Weird! I wonder if there is some exponential complexity going on. More neural pathways leaving more stuff that can potentially break from an uneven freeze/thaw? Or is it literally that the freezing and thawing can't happen evenly when you're too big? A brief transistional period with unfrozen outsides and frozen solid insides is probably not great for you.
I would assume it is purely because of the mass.
I am sceptical about the 147 minutes, the child could have still clinging onto the ice and just drowned a minute before the parents reached the pond.
The timeline lists "Sled tracks seen to broken bond ice, EMS called" at 16:44. He was pulled from the water at 18:57. The article text further clarifies:
Parents discovered sled tracks from home onto broken pond ice through which he fell.
He left the house at 16:00, which is why they give the range of 147 to 177 minutes.
It seems below about ~80F you lose consciousness. This kid was nearly half that. Moreover, there have been other similar cases: https://pubmed.ncbi.nlm.nih.gov/32482520/
Reminds me of the extended description of what it might be like to drown in an ice lake in the book Stella Maris — it wouldn't be quick.
Incredible. I wonder if they can make progress on survivability of regular drowning.
Unlikely. The issue is cold and the speed of the cold. Children have a higher surface-to-mass ratio along with less subcutaneous fat which allows them to cool quickly. The article quotes the breakpoint:
And even still, it isn't like the child came out unscathed.Well written article. Life is a miracle. We are trying to understand it & there is more to learn everyday. I remember a couple of years ago, a 50yr patient (someone I know) was saved from a severe heart attack using induced hypothermia and recovering them slowly.
I was rewatching The Abyss for the first time since 1989 and wondered just what is the process for reviving an asystole heart[^1].
[^1]: It was only relatively recently that I learned you can't shock an asystole heart. e.g. https://medicalsciences.stackexchange.com/questions/5874/can...

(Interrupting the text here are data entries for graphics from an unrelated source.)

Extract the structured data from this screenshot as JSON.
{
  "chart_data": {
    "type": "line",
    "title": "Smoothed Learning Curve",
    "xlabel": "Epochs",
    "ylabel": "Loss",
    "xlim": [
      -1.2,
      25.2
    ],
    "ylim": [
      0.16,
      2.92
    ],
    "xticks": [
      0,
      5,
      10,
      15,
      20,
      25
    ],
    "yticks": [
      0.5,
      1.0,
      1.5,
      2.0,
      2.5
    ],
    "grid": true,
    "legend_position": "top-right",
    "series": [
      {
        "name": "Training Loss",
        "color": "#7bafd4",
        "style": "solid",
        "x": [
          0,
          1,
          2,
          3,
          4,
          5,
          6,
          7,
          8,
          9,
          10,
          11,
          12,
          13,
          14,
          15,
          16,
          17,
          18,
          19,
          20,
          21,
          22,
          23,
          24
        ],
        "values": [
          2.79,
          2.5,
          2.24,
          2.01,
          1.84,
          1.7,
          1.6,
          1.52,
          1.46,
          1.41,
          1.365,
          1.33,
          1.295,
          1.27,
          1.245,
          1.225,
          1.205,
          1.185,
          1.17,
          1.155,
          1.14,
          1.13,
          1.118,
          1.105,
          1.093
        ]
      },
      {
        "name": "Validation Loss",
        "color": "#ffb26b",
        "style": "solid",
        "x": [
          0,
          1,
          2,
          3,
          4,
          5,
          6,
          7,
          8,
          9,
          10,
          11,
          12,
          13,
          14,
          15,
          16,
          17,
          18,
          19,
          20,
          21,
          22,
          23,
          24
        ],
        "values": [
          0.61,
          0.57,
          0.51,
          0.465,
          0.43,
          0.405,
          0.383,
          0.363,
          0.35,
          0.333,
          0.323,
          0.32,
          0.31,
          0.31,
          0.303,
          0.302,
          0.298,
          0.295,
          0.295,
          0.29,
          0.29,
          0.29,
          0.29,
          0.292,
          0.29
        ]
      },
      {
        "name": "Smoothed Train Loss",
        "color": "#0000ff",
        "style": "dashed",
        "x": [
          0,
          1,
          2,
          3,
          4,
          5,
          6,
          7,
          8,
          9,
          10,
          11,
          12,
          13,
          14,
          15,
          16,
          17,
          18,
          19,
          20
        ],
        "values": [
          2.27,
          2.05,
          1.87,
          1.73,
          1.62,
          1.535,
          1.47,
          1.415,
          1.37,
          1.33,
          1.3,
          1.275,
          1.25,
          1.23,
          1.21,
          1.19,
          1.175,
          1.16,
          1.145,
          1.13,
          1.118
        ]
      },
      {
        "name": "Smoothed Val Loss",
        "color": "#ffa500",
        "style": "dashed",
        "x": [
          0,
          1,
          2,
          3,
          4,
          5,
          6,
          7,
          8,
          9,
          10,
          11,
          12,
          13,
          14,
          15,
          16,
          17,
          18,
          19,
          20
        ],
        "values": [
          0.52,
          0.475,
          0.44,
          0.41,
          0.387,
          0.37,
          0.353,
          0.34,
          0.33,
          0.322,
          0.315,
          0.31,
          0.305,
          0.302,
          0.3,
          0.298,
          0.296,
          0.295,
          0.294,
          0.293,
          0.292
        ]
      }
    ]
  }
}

CPR and a boatload of epinephrine, it seems.
That passage bears quoting at length, it's where I really teared up:
> At initiation of ECMO, the boy's rhythm was asystole. The boy was rewarmed with an ECMO heat exchanger-patient gradient ≤10 °C. [...] As the patient's temperature approached 22 °C (72 °F), low-frequency and low-amplitude sinusoidal electrical deflections were noted on his electrocardiogram. As the patient continued to rewarm, these phasic electrical deflections slowly increased in frequency and amplitude. At approximately 28 °C (82 °F), sinusoidal deflections organized into more classic cardiac electrical activity reminiscent of sinus bradycardia with a wide complex. Amiodarone, calcium gluconate, magnesium sulfate, bolus epinephrine, and epinephrine and norepinephrine infusions were administered. After further rewarming, sinus bradycardia developed and ultimately progressed to normal sinus rhythm...
Wim hof has a similar childhood story (maybe not quite as extreme)...
Wim hof has a lot of stories, hard to tell which ones are true or not unfortunately.